That Is Some Buggin' Out
Last night I attended a lecture at the Rose called "New Horizons: Mission to Pluto". The speaker was Richard P. Binzel, Professor of Planetary Science, M.I.T.
From the hand-out:
New Horizons is the first mission to the ninth planet -- the initial reconnaissance of Pluto and its satellite Charon, continuing on into the Kuiper Belt at the outer frontier of our solar system. With a launch planned for January 2006, New Horizons reaches Pluto in 2015, becoming the first exploration of a 'new' planet since Voyager nearly 30 years ago.
Of course, the 2015 arrival date depends on exactly when in the launch window they get to go. The primary window is January 11, 2006 to February 14, 2006. If they fit the launch into the first 23 days of the window, they'll swing by Jupiter and get a spectacular gravity assist that will get them to Pluto by 2015. If they're forced to wait for a launch opportunity in the last 12 days of the window, they'll have to do without the Jupiter slingshot and instead head straight to Pluto... which adds 4 years to the mission. I guess that's called getting there the Easy Way, or the Hard Way.

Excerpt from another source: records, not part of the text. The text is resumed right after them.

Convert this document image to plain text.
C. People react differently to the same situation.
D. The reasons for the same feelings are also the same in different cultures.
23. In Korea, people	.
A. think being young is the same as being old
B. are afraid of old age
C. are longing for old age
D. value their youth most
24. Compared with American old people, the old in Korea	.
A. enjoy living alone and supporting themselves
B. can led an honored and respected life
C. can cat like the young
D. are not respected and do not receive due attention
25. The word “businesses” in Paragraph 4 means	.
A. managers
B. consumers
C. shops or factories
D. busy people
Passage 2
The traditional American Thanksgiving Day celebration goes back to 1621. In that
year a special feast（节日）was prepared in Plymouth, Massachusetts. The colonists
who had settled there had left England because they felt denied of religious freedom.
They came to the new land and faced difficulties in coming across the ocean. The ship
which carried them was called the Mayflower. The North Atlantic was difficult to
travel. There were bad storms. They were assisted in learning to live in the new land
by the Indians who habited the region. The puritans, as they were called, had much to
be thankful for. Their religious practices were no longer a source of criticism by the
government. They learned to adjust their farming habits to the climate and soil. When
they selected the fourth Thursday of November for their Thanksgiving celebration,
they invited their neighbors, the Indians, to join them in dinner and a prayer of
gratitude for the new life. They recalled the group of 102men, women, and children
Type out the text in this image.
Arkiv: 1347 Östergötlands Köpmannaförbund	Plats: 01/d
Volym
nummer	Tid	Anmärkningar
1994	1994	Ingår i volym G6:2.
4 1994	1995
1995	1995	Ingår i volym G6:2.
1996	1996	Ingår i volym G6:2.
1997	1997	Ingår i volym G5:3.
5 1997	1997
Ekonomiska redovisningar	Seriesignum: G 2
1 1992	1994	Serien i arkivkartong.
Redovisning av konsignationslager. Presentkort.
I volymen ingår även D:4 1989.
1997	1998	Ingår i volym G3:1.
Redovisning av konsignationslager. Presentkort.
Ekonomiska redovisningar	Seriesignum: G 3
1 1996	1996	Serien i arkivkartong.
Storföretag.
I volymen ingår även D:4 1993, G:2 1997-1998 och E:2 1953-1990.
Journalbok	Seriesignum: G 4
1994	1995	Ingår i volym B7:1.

But here's what astonishes me.
On launch day, the little craft -- about the size of a Mini Cooper -- will be sitting atop a mighty Atlas V (v. 551) rocket and when she finally goes, man, she is going to be buggin'. She'll cross the moon's orbit just 3 hours after lift-off!
Hope she's got seat-belts and an airbag.
After the lecture, we had a bite to eat, then I copped a downtown #1 train at 72nd. Sitting across from me, a guy was studying a script and practicing his lines silently but expressively. A few feet away from him, some skater dude was gnawing open-mouthed on a slice of pizza and sucking a can of Coke. The script guy kept glancing at the skater guy. I couldn't figure out if he was annoyed at all the smacking/munching noises, or if he wanted to go out with the guy.
In between worrying myself about that, I kept thinking: "In the time it takes me to get home tonight, New Horizons would be 1/3 of the way to the Moon."
And that, dear children, is the difference between our lives and the lives of Spacemen.
Re the actor and the skaterboy, I'm always amused by the quaint euphemistic use of 'go out with' in this context! And there's a third possibility: he could have been BOTH annoyed AND lustful. These two feelings are, alas, not mutually exclusive. I, for example, want to "go out with" Eminem - and I hate myself for that feeling.
Actually, there's a fourth possibility: he was watching him for role material. Not necessarily for the role at hand; lots of actors observe people as closely as they can get away with, in order to use them as templates should a role arise.
I'm not entirely clear which difference you mean as "the difference." They don't eat pizza? They have no human-observation experiences during their journeys? We aren't inanimate objects who can stand up to enormous g-forces?
I kid. But you knew that.
Posted by: Xopher | November 08, 2005 at 11:14 AM
Actually, there's a fourth possibility: he was watching him for role material.
Possibly, but here I reveal a prejudice of mine.
The actor guy was clearly trying out how to say his lines. These aren't the words he was mouthing, but, e.g.: "To BE or not to be. To be or NOT to be. To be or not to BE." And so forth.
I'm always suspicious of that sort of thing. My theory is actors should study and learn their lines without affect. They should not "practice saying them"; they should recite them in order to learn them by rote. They should never practice saying them. When they get to rehearsal, they should know their lines but should not know how they are going to say them. Rehearsal is where you learn why you are saying your lines. Nowhere in the process, as far as I'm concerned, is there room for memorizing how you are going to say a line.
So... it's possible Actor Guy was studying Skater Guy for future character work, but it seems unlikely to me. I think -- and here my prejudice rears its ugly head -- Actor Guy was kind of a dummy and probably wouldn't really be concerned with that sort of observational work. I'm sure it's wrong of me to judge Actor Guy in that way, but there you are.
I'm not entirely clear which difference you mean as "the difference."
Among other things, we go slow and Spacemen go really FAST!!!